At the Jet Blue terminal, after I went through security, it was only 11:30. I had nearly two hours until my 1:24 flight, well over an hour before it boarded. And I was starving: I’d eaten nothing but a banana all day. Luckily, as it happens, the Jet Blue terminal at JFK has a kickass food court. I perused the row of menus then wandered indecisively to the hostess stand. “What’s my best bet for gluten-free food?” I asked the two young women who stood there.

They instantly took me in hand, a special-needs project on a quiet Thursday. One of them went off to interrogate the chef of the Thai place about the pad Thai, which they assured me was excellent. The other looked through the menus with me, discussing my options: the French bistro had salads; the tapas place had plenty of things I could eat; the steakhouse might not be the ideal place for me; but really, the Thai place was their favorite.

“Okay,” I said. “Thai it is.”

The young woman who’d gone off to interview the chef came back. She was my waitress, it turned out. “He can’t say for sure,” she said. “But he’s happy to make you something off the menu. Some sautéed vegetables?”

“Can I have rice and shrimp, and can he make it spicy?”

“Done,” she said. “Anything to drink?”

I ordered a glass of cava. “I’m toasting myself,” I told her, and then I explained why I was drinking bubbly wine before noon on a weekday.

Her expression wavered: compassion? Solidarity? Congratulations?
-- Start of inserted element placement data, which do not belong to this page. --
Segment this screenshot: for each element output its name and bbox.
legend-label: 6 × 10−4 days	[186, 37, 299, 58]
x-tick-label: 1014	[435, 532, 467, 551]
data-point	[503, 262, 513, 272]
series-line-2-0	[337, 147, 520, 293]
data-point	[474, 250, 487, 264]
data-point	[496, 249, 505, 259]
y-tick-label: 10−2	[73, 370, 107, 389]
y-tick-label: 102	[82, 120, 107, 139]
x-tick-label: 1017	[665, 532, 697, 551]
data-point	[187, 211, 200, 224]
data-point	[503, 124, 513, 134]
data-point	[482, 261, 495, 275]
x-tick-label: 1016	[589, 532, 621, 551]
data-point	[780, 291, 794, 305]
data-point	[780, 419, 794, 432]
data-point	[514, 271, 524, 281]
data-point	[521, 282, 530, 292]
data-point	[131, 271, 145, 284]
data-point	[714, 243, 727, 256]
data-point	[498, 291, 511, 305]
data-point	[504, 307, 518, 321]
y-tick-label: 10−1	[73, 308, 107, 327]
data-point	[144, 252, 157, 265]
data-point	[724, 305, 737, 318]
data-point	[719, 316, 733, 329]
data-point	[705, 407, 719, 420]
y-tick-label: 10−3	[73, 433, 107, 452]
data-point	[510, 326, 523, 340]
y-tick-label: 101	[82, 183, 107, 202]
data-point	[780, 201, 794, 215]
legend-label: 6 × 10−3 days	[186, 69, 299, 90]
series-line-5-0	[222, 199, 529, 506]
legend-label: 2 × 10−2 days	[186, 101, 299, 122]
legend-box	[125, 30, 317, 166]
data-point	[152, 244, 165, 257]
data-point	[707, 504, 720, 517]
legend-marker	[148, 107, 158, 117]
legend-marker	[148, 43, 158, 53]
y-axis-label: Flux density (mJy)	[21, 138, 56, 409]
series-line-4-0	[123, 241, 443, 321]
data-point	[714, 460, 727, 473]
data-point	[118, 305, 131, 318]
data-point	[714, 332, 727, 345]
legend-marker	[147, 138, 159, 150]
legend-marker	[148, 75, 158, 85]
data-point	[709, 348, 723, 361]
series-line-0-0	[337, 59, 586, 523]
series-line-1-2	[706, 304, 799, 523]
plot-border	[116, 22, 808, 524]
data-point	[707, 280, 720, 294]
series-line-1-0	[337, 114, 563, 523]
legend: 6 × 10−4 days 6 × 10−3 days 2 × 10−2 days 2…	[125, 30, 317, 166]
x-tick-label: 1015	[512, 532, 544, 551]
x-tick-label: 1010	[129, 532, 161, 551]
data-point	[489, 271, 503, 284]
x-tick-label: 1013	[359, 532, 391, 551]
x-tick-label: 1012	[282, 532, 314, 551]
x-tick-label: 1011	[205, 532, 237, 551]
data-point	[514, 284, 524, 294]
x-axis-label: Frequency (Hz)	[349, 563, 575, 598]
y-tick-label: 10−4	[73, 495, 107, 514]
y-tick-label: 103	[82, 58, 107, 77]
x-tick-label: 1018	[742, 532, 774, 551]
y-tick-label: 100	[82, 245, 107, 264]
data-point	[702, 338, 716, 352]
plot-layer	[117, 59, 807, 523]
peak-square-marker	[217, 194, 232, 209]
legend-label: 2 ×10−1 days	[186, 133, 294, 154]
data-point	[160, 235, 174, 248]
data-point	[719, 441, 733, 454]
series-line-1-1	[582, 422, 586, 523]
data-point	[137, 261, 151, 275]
I banished her doubt. “It’s long overdue.”

She smiled and brought me an enormous glass of pale, bubbly celebration. “I brought you the prosecco instead of the cava,” she told me, and then my lunch arrived: oyster, shiitake, and maitake mushrooms in a spicy sauce with spears of broccoli rabe, alongside a mound of rice and a heap of grilled shrimp. I ate every scrap, drank every drop, left a huge tip, and flew home.

Brendan and Dingo came to get me at the airport, which is a seven-minute drive from our house. Everything felt solid again after that weird morning in divorce court. Our little city looked so beautiful: the snow was white, the houses were elegant, even the shabbiest ones, and our house, when I walked into it, was warm and snug and safe. I went upstairs and wrapped myself up like a burrito in a duvet and slept for two hours, a deep, dreamless, stress-free sleep, the first one I had had in weeks.